A senior solicitor overseeing claims against the Ministry of Defence said today that she used the word 'bribe' in an email to her boss without intending it to be taken literally. 

On day 16 of what is expected to be a seven-week hearing, the Solicitors Disciplinary Tribunal was told about the contents of an email Leigh Day solicitor Sapna Malik sent to senior partner Martyn Day, which included the words 'including bribes to get people here' in relation to 'work leave payments' for Iraqi claimants. 

Prosecuting counsel Andrew Tabachnik QC told Malik that, in her written statement, she said she had been 'angry at the end of a long week'.

Malik replied that she had been feeling ‘pretty frustrated’. However, she told the tribunal that ‘one can use, frustrated, phrases without attaching legal meaning to a word’.

Tabachnik asked: 'Can I suggest you would simply not have used the word "bribe" in this email unless you thought at the very least it was possible that's what these payments were?'

Malik said she did not consider the implication of using the word. She added: 'I did not attach a legal meaning to it. I was frustrated, frustrated at the expenses that were being incurred. If I really did think it was a bribe or an inappropriate payment I would have followed it up with him. I would have slept on it, come back to it. I was just frustrated at the level of expenses that were being incurred.'

Day responded to 'most parts' of Malik's email 'except for the work-leave payments', Tabachnik noted. 'Your use of the word "bribe" simply does not merit a mention in any shape or form. And you do not raise the issue with him again either by phone or email or when you're back in the same office.'

However, Malik insisted that if she had believed the payments were inappropriate, 'I would have raised it with him, I would have followed it up'.

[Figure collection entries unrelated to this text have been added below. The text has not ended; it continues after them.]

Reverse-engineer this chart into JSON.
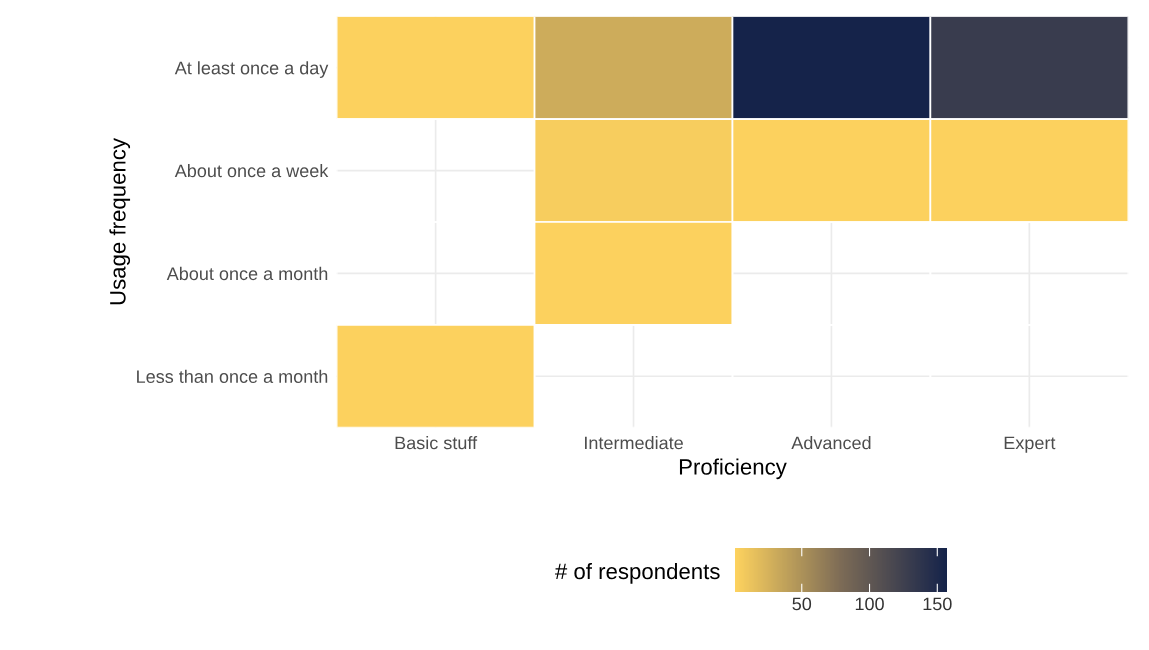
{
  "chart_data": {
    "type": "heatmap",
    "xlabel": "Proficiency",
    "ylabel": "Usage frequency",
    "clabel": "# of respondents",
    "categories": [
      "Basic stuff",
      "Intermediate",
      "Advanced",
      "Expert"
    ],
    "y_categories": [
      "At least once a day",
      "About once a week",
      "About once a month",
      "Less than once a month"
    ],
    "cells": [
      [
        2,
        30,
        157,
        130
      ],
      [
        null,
        5,
        2,
        2
      ],
      [
        null,
        2,
        null,
        null
      ],
      [
        2,
        null,
        null,
        null
      ]
    ],
    "clim": [
      1,
      157
    ],
    "cticks": [
      50,
      100,
      150
    ],
    "colors": [
      "#fdd25e",
      "#7c6b56",
      "#15234a"
    ],
    "grid": true
  }
}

She did not accept Tabachnik's suggestion that she did not press Day on the matter 'because the message was absolutely clear to you, the fact he had ducked this issue in his email because he did not want to know anything about this'.

Day and Malik, Leigh Day and solicitor Anna Crowther, deny a total of 47 allegations of misconduct over their role in bringing claims that British troops ‘mutilated, tortured and killed’ Iraqi civilians in 2004. The subsequent Al-Sweady public inquiry found those claims to be fabricated.

All four respondents deny wrongdoing. The hearing continues.